В Симоновом монастыре, стоявшем на левом возвышенном берегу Москвы-реки, в шести верстах от Кремля, звонили ко всенощному бдению, когда в монастырские ворота въехала телега с двумя иноками, подобравшими обеспамятевшего юродивого. Иноки ездили в митрополичье село Голенищево, по повелению владыки Киприана, посылавшего их туда по какому-то делу, и теперь, возвратясь оттуда, внесли бедного торжичанина в обительскую странноприимницу, а затем поспешили к владыке, жившему в просторной келье, рядом с храмом Рождества Пресвятой Богородицы.
— Спаси вас Бог, братья.

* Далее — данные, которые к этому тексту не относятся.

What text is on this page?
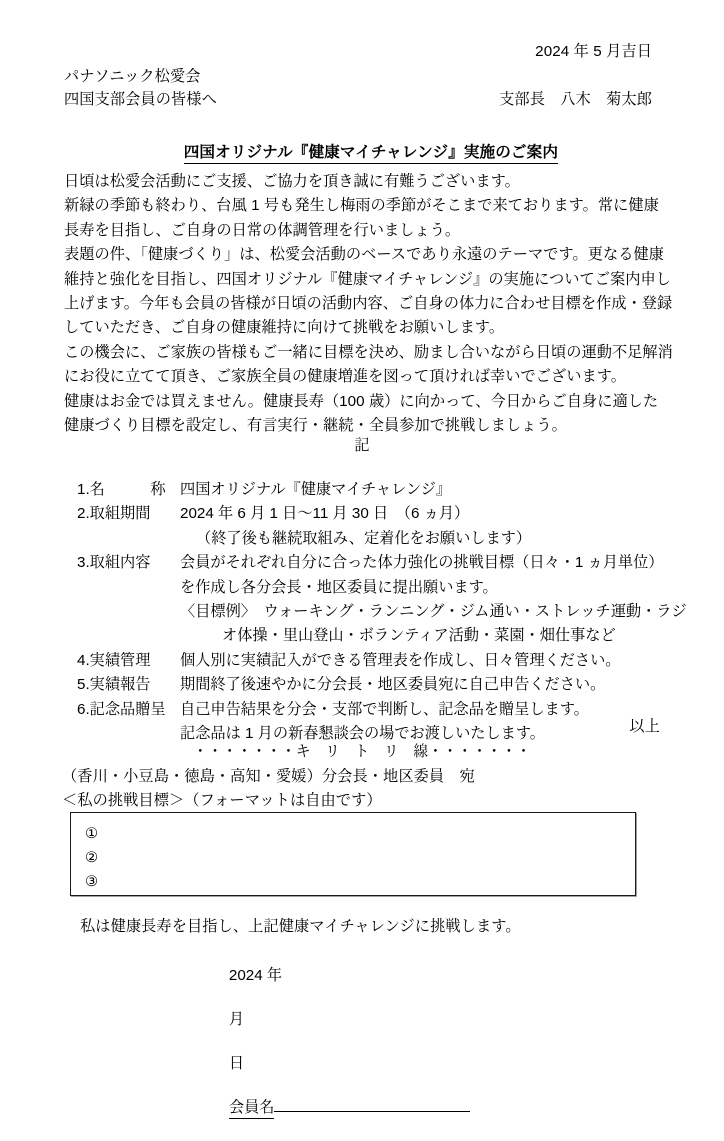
2024 年 5 月吉日
パナソニック松愛会
四国支部会員の皆様へ	支部長　八木　菊太郎

四国オリジナル『健康マイチャレンジ』実施のご案内

日頃は松愛会活動にご支援、ご協力を頂き誠に有難うございます。
新緑の季節も終わり、台風 1 号も発生し梅雨の季節がそこまで来ております。常に健康
長寿を目指し、ご自身の日常の体調管理を行いましょう。
表題の件、「健康づくり」は、松愛会活動のベースであり永遠のテーマです。更なる健康
維持と強化を目指し、四国オリジナル『健康マイチャレンジ』の実施についてご案内申し
上げます。今年も会員の皆様が日頃の活動内容、ご自身の体力に合わせ目標を作成・登録
していただき、ご自身の健康維持に向けて挑戦をお願いします。
この機会に、ご家族の皆様もご一緒に目標を決め、励まし合いながら日頃の運動不足解消
にお役に立てて頂き、ご家族全員の健康増進を図って頂ければ幸いでございます。
健康はお金では買えません。健康長寿（100 歳）に向かって、今日からご自身に適した
健康づくり目標を設定し、有言実行・継続・全員参加で挑戦しましょう。
記
1.名　　　称 四国オリジナル『健康マイチャレンジ』
2.取組期間 2024 年 6 月 1 日～11 月 30 日　（6 ヵ月）
（終了後も継続取組み、定着化をお願いします）
3.取組内容 会員がそれぞれ自分に合った体力強化の挑戦目標（日々・1 ヵ月単位）
を作成し各分会長・地区委員に提出願います。
〈目標例〉　ウォーキング・ランニング・ジム通い・ストレッチ運動・ラジ
オ体操・里山登山・ボランティア活動・菜園・畑仕事など
4.実績管理 個人別に実績記入ができる管理表を作成し、日々管理ください。
5.実績報告 期間終了後速やかに分会長・地区委員宛に自己申告ください。
6.記念品贈呈 自己申告結果を分会・支部で判断し、記念品を贈呈します。
記念品は 1 月の新春懇談会の場でお渡しいたします。	以上
・・・・・・・キ　リ　ト　リ　線・・・・・・・
（香川・小豆島・徳島・高知・愛媛）分会長・地区委員　宛
＜私の挑戦目標＞（フォーマットは自由です）
①
②
③
私は健康長寿を目指し、上記健康マイチャレンジに挑戦します。

2024 年

月

日

会員名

Спасибо, что по слову моему сделали, — сказал митрополит, когда старцы доложили ему об исполнении его приказания. — А в Голенищеве все ладно ли?
— Ладно, ладно, владыка. Все в мире обстоит.
— А поп Стефан не болеет уж?
— Поправился, владыка. Милосердный Бог помог. В сии часы он о твоей милости заботился: как-то, дескать, владыка святой в Симоновом живет? Палаты митрополичьи, что в Кремле, не сразу мастера перестроят, а в Симоновом кельи теснее. С непривычки то-де и трудно покажется.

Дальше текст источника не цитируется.